Bueno, no era un pollo. Era un tipo disfrazado de pollo.
Avanzaba ufano por el pasillo del vagón, escoltado por un grupo de mozos alborotados y rientes. Un gorro rojo, con una cresta enorme. Una camiseta blanca con unas alas de tela. Algo parecido a una falda, extravagante, corta, también roja. Leotardos amarillos. Unos inverosímiles zapatos, imitación de las patas de un pollo.
Cara de zoquete, de pollo.
Risas, medias frases. Acentos de Aragón.
¡Claro… el tren acababa de salir de la estación de Zaragoza!

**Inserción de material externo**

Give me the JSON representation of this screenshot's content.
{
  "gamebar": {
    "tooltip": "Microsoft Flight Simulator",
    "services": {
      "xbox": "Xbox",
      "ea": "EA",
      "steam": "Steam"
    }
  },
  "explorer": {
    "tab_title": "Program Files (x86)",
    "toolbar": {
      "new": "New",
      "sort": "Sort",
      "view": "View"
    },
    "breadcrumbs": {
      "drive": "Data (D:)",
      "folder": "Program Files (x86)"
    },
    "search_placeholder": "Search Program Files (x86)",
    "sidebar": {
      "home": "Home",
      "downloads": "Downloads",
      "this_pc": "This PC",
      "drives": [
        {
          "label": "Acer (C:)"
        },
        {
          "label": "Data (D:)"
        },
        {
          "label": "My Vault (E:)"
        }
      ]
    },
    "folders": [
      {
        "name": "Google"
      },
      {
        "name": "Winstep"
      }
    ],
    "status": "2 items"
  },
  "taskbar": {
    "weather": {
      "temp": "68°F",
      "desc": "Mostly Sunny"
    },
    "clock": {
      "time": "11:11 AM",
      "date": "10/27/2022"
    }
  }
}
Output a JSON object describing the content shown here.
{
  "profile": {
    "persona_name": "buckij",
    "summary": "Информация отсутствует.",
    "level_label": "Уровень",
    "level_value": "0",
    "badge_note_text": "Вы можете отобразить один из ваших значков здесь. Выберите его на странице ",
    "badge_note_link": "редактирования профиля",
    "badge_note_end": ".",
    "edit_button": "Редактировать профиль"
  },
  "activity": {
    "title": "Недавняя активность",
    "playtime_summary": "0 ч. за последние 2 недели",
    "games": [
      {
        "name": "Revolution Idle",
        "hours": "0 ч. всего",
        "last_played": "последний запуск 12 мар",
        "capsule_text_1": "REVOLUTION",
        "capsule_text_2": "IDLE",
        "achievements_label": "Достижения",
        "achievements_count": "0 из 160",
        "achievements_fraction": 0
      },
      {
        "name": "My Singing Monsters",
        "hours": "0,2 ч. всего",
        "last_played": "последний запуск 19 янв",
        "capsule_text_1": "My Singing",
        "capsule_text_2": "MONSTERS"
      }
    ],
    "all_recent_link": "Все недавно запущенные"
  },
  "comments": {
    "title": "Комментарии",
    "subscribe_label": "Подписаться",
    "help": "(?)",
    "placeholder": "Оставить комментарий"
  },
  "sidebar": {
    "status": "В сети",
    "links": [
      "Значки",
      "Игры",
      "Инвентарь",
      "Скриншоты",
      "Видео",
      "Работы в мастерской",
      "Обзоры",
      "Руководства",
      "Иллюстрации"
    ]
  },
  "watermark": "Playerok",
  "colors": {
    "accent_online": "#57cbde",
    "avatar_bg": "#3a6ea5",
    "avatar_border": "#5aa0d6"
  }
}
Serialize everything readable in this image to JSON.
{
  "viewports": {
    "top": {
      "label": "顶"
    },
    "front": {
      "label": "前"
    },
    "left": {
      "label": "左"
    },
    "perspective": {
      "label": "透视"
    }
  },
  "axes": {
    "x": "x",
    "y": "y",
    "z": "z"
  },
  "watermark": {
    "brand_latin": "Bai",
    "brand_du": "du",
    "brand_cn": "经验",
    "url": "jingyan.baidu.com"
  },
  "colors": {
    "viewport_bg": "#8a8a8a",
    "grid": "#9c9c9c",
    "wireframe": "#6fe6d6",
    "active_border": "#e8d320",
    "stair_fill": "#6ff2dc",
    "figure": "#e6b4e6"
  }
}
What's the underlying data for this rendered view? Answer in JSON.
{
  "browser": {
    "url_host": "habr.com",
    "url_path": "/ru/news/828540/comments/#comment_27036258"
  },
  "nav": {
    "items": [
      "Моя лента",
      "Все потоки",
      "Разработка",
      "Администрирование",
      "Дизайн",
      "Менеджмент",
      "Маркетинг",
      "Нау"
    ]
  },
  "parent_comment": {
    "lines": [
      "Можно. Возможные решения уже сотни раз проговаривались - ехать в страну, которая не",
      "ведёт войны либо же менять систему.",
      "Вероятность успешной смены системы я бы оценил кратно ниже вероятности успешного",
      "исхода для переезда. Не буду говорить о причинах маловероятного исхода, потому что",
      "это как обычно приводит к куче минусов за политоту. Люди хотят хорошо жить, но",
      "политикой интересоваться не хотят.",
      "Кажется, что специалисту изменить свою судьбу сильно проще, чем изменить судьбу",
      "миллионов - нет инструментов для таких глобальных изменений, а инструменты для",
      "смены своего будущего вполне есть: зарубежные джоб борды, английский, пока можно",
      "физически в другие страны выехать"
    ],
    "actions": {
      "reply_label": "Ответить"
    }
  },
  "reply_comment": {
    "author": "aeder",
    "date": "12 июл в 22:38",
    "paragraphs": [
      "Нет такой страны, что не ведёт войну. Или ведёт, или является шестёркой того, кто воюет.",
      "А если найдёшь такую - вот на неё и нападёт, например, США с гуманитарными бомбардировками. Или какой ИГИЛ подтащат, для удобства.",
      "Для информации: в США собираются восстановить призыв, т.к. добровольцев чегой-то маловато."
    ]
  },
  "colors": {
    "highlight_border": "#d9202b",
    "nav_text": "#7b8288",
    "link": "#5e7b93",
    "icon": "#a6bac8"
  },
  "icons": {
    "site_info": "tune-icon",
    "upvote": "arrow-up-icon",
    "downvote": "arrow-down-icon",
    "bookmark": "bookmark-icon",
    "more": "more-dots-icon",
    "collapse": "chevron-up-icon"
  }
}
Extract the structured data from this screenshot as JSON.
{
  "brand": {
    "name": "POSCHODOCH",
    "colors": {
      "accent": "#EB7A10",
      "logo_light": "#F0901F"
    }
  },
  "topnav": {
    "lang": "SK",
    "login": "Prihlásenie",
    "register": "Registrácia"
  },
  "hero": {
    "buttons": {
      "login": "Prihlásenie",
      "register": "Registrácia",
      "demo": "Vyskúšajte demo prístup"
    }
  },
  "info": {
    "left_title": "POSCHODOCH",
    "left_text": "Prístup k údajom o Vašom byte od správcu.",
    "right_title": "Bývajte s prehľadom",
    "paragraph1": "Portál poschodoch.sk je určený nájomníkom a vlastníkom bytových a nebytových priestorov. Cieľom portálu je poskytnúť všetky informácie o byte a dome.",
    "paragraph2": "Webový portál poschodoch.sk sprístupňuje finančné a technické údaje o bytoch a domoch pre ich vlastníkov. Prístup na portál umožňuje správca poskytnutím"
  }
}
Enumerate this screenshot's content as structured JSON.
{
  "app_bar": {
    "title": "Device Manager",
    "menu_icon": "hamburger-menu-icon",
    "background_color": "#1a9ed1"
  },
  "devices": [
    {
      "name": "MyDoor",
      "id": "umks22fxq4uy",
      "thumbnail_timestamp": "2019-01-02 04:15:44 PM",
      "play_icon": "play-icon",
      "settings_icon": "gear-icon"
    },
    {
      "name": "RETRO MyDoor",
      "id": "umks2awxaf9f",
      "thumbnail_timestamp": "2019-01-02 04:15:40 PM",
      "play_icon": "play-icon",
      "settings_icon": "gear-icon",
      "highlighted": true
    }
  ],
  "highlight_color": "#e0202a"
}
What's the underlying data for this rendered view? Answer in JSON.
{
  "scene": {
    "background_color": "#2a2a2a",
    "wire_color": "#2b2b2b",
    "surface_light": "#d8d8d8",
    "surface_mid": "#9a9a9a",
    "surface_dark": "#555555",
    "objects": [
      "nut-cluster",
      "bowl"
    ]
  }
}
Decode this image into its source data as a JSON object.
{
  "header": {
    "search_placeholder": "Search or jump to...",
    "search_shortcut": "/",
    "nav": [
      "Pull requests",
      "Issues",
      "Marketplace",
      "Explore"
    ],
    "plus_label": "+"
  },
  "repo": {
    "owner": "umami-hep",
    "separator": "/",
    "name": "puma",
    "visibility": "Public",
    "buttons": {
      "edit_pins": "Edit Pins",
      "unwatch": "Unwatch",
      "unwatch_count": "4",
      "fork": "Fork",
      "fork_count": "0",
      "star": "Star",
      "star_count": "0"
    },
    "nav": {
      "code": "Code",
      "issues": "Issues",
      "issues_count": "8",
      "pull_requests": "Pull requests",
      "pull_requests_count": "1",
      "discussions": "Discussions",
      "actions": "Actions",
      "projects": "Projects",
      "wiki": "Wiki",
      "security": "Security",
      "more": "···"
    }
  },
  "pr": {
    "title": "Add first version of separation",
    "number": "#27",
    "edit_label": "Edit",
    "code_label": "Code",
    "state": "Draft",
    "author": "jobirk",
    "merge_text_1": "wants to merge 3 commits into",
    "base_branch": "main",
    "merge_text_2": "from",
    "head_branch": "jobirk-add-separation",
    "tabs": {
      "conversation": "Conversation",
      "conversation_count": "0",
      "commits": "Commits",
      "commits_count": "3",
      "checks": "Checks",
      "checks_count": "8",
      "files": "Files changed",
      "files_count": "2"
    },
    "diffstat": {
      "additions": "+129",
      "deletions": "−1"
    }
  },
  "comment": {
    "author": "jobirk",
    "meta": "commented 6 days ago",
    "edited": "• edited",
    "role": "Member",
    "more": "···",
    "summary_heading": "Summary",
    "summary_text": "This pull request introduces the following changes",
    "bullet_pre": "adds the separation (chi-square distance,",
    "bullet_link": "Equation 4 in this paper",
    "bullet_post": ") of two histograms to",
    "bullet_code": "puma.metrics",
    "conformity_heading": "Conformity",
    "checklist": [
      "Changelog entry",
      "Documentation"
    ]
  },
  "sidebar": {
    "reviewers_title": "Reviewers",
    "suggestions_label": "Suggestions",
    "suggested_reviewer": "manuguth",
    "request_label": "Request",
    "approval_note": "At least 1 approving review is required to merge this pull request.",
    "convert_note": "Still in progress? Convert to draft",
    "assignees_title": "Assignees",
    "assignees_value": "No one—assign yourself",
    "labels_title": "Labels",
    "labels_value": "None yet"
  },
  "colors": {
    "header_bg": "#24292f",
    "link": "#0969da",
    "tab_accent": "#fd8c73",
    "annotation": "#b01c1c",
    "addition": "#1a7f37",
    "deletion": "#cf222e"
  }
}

Todos en el vagón mirábamos la extraña y jocosa procesión que iba camino de la cafetería.
Pero no era Carnaval
Fui a la cafetería: El pollo cacareaba jaleado por sus amigos entre las sonrisas y la estupefacción de quienes llevábamos nuestros disfraces de cada día.
-Es una despedida de soltero –me dijo el jefe de tren-, estos jóvenes… no saben qué inventar… bueno, mientras no molesten a los viajeros…
Regresé a mi asiento. De vez en cuando, el pollo y algunos de sus cuidadores atravesaban el pasillo, cada vez con más torpeza.
Cuando llegamos a Madrid, el pollo estaba evidentemente borracho, como sus acompañantes, y había perdido las alas. Los mozos lo llevaban casi en volandas por el andén, entre chirigotas, hacia la salida.
El tropel pasó junto a mí. El pollo murmuraba y gimoteaba, sudoroso.
-¡No me quiero casar! –decía.
-¡Cásate, que mojarás, pollo! –le respondió uno de ellos. Y todos reían.